DOI: https://doi.org/10.32470/CCN.2019.1234-0
Authors: Joao Barbosa, IDIBAPS, Spain; Kartik Sreenivasan, NYU Abu Dhabi, United Arab Emirates; Albert Compte, IDIBAPS, Spain
Abstract: Swap-errors occur in working memory (WM) tasks when a wrong response is in fact accurate relative to a non-target stimulus. These errors reflect the failure to bind in memory the conjunction of features that define one object, and the mechanisms implicated remain unknown. Here, we tested the mechanism of synchrony across feature-specific neural assemblies. We built a biophysical neural network model for WM composed of two 1D attractor networks for WM, one representing colors and the other one locations.

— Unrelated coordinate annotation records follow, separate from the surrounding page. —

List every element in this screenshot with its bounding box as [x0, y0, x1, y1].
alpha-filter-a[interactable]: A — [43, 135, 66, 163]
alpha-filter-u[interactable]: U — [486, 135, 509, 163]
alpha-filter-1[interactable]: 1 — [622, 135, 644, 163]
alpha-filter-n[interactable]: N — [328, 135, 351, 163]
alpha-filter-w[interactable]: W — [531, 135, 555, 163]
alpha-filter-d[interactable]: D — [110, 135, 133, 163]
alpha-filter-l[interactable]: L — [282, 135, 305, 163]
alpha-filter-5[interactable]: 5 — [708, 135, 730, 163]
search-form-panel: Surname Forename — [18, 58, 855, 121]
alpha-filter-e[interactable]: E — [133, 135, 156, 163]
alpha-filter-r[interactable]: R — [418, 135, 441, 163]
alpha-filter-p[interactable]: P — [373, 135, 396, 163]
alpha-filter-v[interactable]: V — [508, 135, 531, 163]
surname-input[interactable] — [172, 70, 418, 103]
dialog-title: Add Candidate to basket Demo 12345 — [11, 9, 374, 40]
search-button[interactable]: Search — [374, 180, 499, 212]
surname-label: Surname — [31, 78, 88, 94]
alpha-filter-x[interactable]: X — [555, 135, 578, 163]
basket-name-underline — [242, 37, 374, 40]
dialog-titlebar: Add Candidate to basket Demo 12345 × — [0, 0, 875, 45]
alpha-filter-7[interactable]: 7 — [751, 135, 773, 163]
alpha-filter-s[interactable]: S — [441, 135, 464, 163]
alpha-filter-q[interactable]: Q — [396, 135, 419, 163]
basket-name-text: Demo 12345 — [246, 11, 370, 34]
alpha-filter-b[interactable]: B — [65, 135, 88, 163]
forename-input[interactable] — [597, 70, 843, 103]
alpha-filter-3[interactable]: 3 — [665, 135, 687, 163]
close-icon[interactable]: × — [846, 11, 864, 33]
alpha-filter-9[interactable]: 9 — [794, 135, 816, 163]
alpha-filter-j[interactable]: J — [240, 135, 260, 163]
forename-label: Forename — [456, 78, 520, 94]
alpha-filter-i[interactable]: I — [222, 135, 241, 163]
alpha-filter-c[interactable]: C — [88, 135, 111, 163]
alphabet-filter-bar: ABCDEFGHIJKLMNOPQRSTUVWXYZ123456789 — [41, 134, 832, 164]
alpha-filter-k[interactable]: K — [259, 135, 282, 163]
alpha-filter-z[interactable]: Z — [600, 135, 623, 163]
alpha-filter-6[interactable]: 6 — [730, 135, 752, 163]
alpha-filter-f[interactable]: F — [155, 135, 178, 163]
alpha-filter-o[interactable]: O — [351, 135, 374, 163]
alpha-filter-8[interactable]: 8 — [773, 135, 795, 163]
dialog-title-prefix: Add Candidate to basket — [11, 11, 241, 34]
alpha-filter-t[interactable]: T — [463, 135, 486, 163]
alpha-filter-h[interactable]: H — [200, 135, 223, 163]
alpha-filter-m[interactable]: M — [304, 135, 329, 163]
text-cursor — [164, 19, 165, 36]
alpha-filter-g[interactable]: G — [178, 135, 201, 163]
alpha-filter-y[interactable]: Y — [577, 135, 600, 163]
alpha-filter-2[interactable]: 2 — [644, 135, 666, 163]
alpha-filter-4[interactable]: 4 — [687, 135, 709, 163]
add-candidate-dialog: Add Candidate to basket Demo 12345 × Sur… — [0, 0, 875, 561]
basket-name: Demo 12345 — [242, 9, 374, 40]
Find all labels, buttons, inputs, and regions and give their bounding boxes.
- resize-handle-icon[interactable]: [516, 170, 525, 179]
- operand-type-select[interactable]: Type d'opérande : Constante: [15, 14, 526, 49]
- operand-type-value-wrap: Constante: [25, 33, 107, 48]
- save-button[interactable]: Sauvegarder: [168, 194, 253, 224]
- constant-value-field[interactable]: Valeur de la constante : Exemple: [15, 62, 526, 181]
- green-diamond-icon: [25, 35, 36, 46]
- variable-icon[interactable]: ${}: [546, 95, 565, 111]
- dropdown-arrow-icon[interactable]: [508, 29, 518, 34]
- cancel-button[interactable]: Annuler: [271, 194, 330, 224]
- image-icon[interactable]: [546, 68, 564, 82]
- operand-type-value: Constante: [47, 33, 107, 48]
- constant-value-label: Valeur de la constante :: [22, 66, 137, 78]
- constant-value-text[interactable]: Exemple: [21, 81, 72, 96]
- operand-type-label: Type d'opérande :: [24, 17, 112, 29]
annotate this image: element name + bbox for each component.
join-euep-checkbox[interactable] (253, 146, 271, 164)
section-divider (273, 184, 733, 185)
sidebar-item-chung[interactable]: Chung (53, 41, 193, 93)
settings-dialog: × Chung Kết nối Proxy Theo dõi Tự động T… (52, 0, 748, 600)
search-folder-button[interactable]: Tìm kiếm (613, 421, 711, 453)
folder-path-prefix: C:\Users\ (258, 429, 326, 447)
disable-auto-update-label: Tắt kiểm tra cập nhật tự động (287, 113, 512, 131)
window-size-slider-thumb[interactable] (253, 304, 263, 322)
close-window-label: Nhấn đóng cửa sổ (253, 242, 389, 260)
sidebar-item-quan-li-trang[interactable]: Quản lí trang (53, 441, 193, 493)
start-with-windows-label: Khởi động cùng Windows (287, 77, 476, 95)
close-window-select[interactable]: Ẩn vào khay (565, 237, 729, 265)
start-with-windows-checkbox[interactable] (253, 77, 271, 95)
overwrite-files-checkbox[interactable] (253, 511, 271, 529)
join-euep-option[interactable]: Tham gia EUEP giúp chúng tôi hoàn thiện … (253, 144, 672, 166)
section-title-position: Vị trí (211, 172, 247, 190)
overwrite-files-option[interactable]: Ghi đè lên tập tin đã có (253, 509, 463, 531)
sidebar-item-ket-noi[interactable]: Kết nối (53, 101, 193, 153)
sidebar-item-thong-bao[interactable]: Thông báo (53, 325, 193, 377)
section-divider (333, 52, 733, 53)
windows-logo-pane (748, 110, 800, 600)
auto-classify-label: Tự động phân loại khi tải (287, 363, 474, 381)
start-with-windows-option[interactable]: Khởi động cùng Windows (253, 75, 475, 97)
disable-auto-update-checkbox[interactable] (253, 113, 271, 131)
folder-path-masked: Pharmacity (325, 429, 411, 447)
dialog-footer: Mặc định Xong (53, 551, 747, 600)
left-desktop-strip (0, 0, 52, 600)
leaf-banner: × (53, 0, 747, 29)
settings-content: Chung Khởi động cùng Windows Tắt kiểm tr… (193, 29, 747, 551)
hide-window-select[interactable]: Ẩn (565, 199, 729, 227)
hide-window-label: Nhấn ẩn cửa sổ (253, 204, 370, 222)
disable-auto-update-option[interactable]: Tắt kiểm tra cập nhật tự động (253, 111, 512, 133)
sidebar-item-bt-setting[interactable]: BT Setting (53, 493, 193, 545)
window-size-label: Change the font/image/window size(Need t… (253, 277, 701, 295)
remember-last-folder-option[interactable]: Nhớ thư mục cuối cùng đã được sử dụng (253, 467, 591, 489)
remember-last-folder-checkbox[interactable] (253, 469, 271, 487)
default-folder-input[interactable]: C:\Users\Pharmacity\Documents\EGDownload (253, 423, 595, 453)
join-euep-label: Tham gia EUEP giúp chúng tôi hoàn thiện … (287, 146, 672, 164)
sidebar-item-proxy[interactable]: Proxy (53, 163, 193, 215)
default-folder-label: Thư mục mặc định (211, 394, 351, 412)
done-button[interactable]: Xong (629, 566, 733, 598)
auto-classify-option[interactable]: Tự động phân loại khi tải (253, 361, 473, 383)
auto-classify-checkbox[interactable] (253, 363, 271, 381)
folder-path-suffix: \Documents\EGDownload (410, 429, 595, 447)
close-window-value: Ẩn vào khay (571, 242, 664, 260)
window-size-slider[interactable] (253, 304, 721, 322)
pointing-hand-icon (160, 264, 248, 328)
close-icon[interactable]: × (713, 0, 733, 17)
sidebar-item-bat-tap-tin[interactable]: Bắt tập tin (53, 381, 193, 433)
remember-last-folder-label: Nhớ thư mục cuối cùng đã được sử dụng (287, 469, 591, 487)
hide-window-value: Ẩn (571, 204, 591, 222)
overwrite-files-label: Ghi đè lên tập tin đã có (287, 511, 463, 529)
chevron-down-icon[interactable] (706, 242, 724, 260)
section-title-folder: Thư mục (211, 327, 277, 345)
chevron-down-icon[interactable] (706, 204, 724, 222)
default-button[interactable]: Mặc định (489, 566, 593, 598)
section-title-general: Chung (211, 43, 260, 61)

Within each network, gamma-oscillations were induced during bump-attractor activity through the interplay of fast recurrent excitation and slower feedback inhibition. These two networks are then connected via weak excitation, accomplishing color-location binding through the selective synchronization of pairs of bumps across the networks. Association-encoding was accomplished by stimulating simultaneously the corresponding bumps in each network, and feature-decoding by stimulating the cued location with a .5s pulse, which impacted strongly the corresponding phase-locked bump. In some simulations, “color bumps” abruptly changed their phase relationship with “location bumps” from which we derived a neural prediction: swap-errors are associated with a lower phase consistency of oscillatory activity in the delay period. Finally, we tested this prediction in MEG recorded from n=30 humans.